En misschien ook niet. Maar juist omdat de ‘de wetenschap’ en ‘het geloof’ door de eeuwen heen niet hetzelfde zijn, is een harmonie tussen 17e-eeuwse opvattingen niet automatisch vertaalbaar naar nu. Misschien was het combineren van universele zwaartekracht en Arianisme (voor Newton) gemakkelijker dan dat van Darwinisme en Presbyterianisme (al is dat Asa Gray duidelijk wel gelukt). Om te laten zien hoe geloof en wetenschap zich nu in de praktijk van de hoofden van wetenschappers tot elkaar verhouden, kun je beter kijken naar wat die nú geloven.
En als je wilt zien of religieuze en wetenschappelijke opvattingen met elkaar in harmonie zijn, is de vraag natuurlijk vooral om welke opvattingen het precies gaat. En dan is het helemaal niet zo duidelijk dat Dawkins’ ‘inhoudelijke’ conflictthese – een God die aan christelijke basisvoorwaarden voldoet, zou geen Darwiniaanse wereld hebben geschapen – door historische argumenten weerlegd kan worden.
Conclusies
Een essentialistische geloof-wetenschapconflictthese is dus echt onhoudbaar. Anderzijds is er weinig reden voor gelovigen om in religiedebatten al te triomfantelijk te wijzen naar gelovige wetenschapper X of harmonieus evenwicht Y in het verleden. Historisch besef neemt de verantwoordelijkheid om individuele argumenten tegen je eigen opvattingen te pareren niet weg.
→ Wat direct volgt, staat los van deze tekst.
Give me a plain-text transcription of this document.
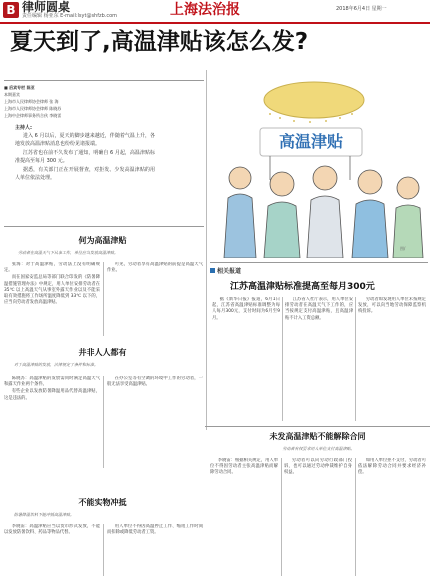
B 律师圆桌
责任编辑 杨亚东 E-mail:lsyt@shfzb.com	上海法治报	2018年6月4日 星期一
夏天到了,高温津贴该怎么发?
■ 后宾专栏 陈亚
本期嘉宾
上海市人民律师协会律师 张 海
上海市人民律师协会律师 陈晓苏
上海中企律师事务所合伙 李晓雷
主持人:

进入 6 月以后，夏天的脚步越来越近，伴随着气温上升，各地发放高温津贴消息也纷纷见诸报端。

江苏省也在前不久发布了通知，明确自 6 月起，高温津贴标准提高至每月 300 元。

据悉，有关部门正在开展督查，对拒发、少发高温津贴的用人单位依法处理。

何为高温津贴
劳动者在高温天气下从事工作，单位应当发放高温津贴。

张海：对于高温津贴，劳动法上没有明确规定。

而在国家安监总局等部门联合印发的《防暑降温措施管理办法》中规定，用人单位安排劳动者在 35℃ 以上高温天气从事室外露天作业以及不能采取有效措施将工作场所温度降低到 33℃ 以下的，应当向劳动者发放高温津贴。

可见，劳动者享有高温津贴的前提是高温天气作业。

井非人人都有
对于高温津贴的发放，法律规定了条件和标准。

陈晓苏：高温津贴的发放需同时满足高温天气和露天作业两个条件。

有些企业以发放防暑降温用品代替高温津贴，这是违法的。

在办公室等有空调的环境中工作的劳动者，一般无法享受高温津贴。

不能实物冲抵
防暑降温饮料不能冲抵高温津贴。

李晓雷：高温津贴应当以货币形式发放，不能以发放防暑饮料、药品等物品代替。

用人单位不得因高温停止工作、缩短工作时间而扣除或降低劳动者工资。

高温津贴
图/
相关报道
江苏高温津贴标准提高至每月300元

据《新华日报》报道，6月1日起，江苏省高温津贴标准调整为每人每月300元，支付时间为6月至9月。

江苏省人社厅表示，用人单位安排劳动者在高温天气下工作的，应当按规定支付高温津贴，且高温津贴不计入工资总额。

劳动者如发现用人单位未按规定发放，可以向当地劳动保障监察机构投诉。

未发高温津贴不能解除合同
劳动者有权要求用人单位支付高温津贴。

李晓雷：根据相关规定，用人单位不得因劳动者主张高温津贴而解除劳动合同。

劳动者可以向劳动行政部门投诉，也可以通过劳动仲裁维护自身权益。

如用人单位拒不支付，劳动者可依法解除劳动合同并要求经济补偿。
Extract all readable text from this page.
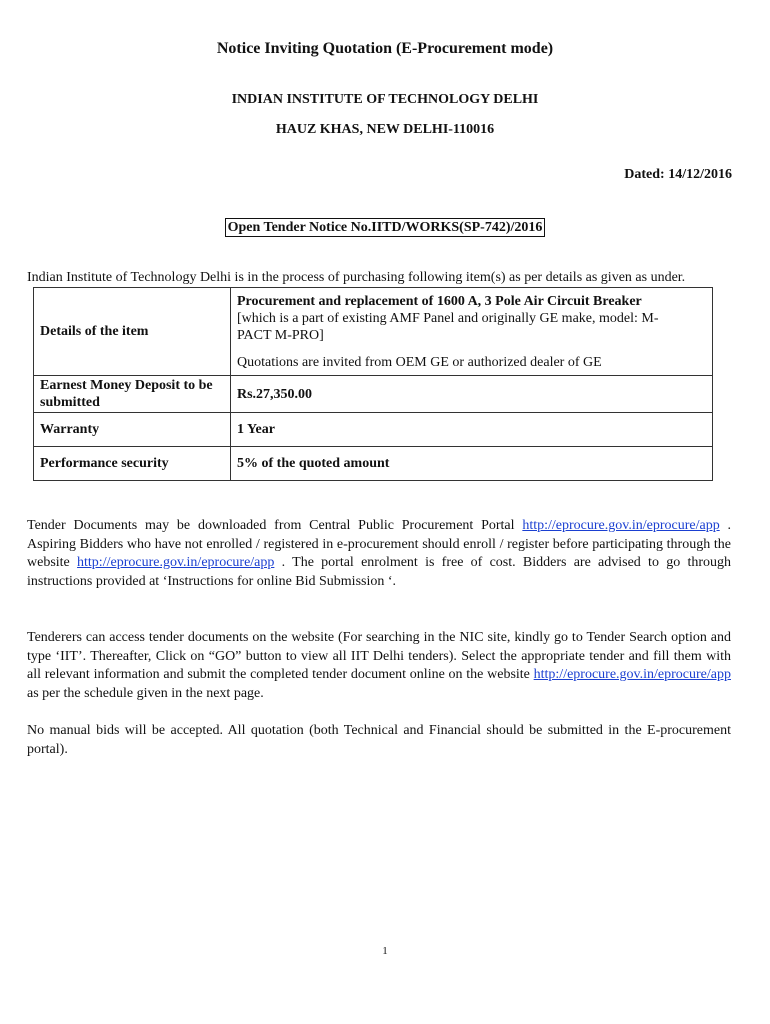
Notice Inviting Quotation (E-Procurement mode)
INDIAN INSTITUTE OF TECHNOLOGY DELHI
HAUZ KHAS, NEW DELHI-110016
Dated: 14/12/2016
Open Tender Notice No.IITD/WORKS(SP-742)/2016
Indian Institute of Technology Delhi is in the process of purchasing following item(s) as per details as given as under.
Details of the item	Procurement and replacement of 1600 A, 3 Pole Air Circuit Breaker
[which is a part of existing AMF Panel and originally GE make, model: M-PACT M-PRO]
Quotations are invited from OEM GE or authorized dealer of GE

Earnest Money Deposit to be submitted	Rs.27,350.00
Warranty	1 Year
Performance security	5% of the quoted amount
Tender Documents may be downloaded from Central Public Procurement Portal http://eprocure.gov.in/eprocure/app . Aspiring Bidders who have not enrolled / registered in e-procurement should enroll / register before participating through the website http://eprocure.gov.in/eprocure/app . The portal enrolment is free of cost. Bidders are advised to go through instructions provided at ‘Instructions for online Bid Submission ‘.
Tenderers can access tender documents on the website (For searching in the NIC site, kindly go to Tender Search option and type ‘IIT’. Thereafter, Click on “GO” button to view all IIT Delhi tenders). Select the appropriate tender and fill them with all relevant information and submit the completed tender document online on the website http://eprocure.gov.in/eprocure/app as per the schedule given in the next page.
No manual bids will be accepted. All quotation (both Technical and Financial should be submitted in the E-procurement portal).
1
Niettemin mag de conclusie zijn dat de geschiedenis de ‘new atheists’ wel degelijk een hoop te denken geeft. Ondergetekende heeft er in elk geval een hoop van geleerd. Anders dan sommige hedendaagse filosofische pogingen om ontologische godsbewijzen op te poetsen, laat de geschiedenis zien hoe subtiel en complex de verhouding tussen religieuze en wetenschappelijke opvattingen kan zijn.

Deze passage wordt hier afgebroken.